A la question de savoir d’où vient l’homme, Tala répond :
“Ne te demande pas d’où tu viens, cela t’évitera de te demander où tu vas. À force de te poser ces questions, tu finis par te rendre malheureux car en fin de compte tu perds le chemin lui-même. C’est la vie qui doit te dire où tu vas, tes pieds te portent vers un chemin parallèle plus heureux à vivre car tu vas beaucoup plus loin que tu ne crois. Arrête donc de réfléchir. Vis.”
Au sujet de la raison :
“La raison recherche toujours le plus haut. En toute chose, cherche le plus bas. Apprends à résider sur Terre, à descendre dans les choses les plus basses, les plus simples. Alors tu t’élèveras et tu élèveras les autres. Ne cherche pas à t’échapper du monde, creuse-le. Regarde le silence. Et tu l’aimeras.”
Parallèlement à ces discussions, Tala nous fait également bénéficier des enseignements spirituels de l’animisme au travers de “consultations” sur des sujets du quotidien.
Une femme qui n’arrivait pas à perdre du poids malgré tous ces efforts vint voir Tala. Cette dernière lui recommande d’arrêter les régimes et de manger de tout mais en quantité raisonnable. Cette solution sera un succès. Et la raison avancée par Tala est particulièrement intéressante :
“Tant que cette femme pensait à son régime, elle ne pouvait pas perdre de poids. Le stress est tel que le corps se crispe et retient tout. L’angoisse de perdre envahit l’être, le perturbe, le désorganise et le corps, fidèle compagnon, retient alors tous les problèmes du quotidien qui deviennent une montagne. À partir du moment où cette femme s’est détendue en acceptant de tout manger, le corps vide sa mémoire, comme s’il s’éloignait des problèmes.”
A la question d’un autre individu qui souhaitait savoir comment réussir sa vie, Tala lui répond ceci :
“Dans chaque échec, cherche l’ouverture vers un succès… Et n’oublie pas que le succès ne se trouve pas toujours là où tu voudrais qu’il soit. La nature, elle, sait ce qu’il faut pour toi et où tu seras plus utile à toi et aux autres. La douleur, l’épreuve prennent tout à la fois la forme d’un questionnement et d’une réponse à l’énigme”

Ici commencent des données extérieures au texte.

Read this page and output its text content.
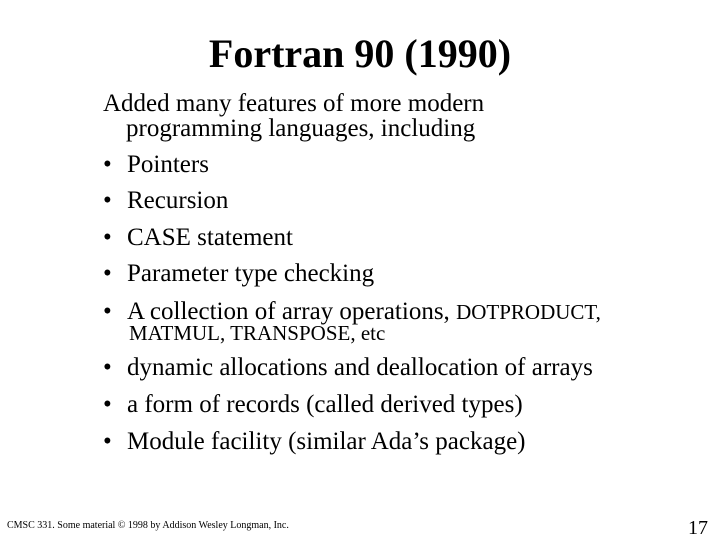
Fortran 90 (1990)
Added many features of more modern
programming languages, including
• Pointers
• Recursion
• CASE statement
• Parameter type checking
• A collection of array operations, DOTPRODUCT,
MATMUL, TRANSPOSE, etc
• dynamic allocations and deallocation of arrays
• a form of records (called derived types)
• Module facility (similar Ada’s package)
CMSC 331. Some material © 1998 by Addison Wesley Longman, Inc.	17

A travers Tala, nous sommes invités à penser autrement le monde. A penser autrement notre rapport à nous-même, aux autres, à la nature, aux animaux. Cette conception de l’animisme que nous propose Gaston-Paul Effa est donc davantage une philosophie de vie qu’une religion. Il s’agit de principes nous permettant de mieux comprendre notre place dans le monde, de comprendre comment interagir avec celui-ci et interpréter les signes. Nous sommes invités à une vie plus simple, plus connectée et moins matérialiste.
C’est un livre que je conseille à toute personne s’intéressant à la spiritualité africaine. Celle-ci est souvent recouverte de préjugés dévalorisant qui ne poussent pas à la recherche. Or, ces principes sont pour la plupart de véritables remèdes contre nos maladies modernes : le stress et la dépression.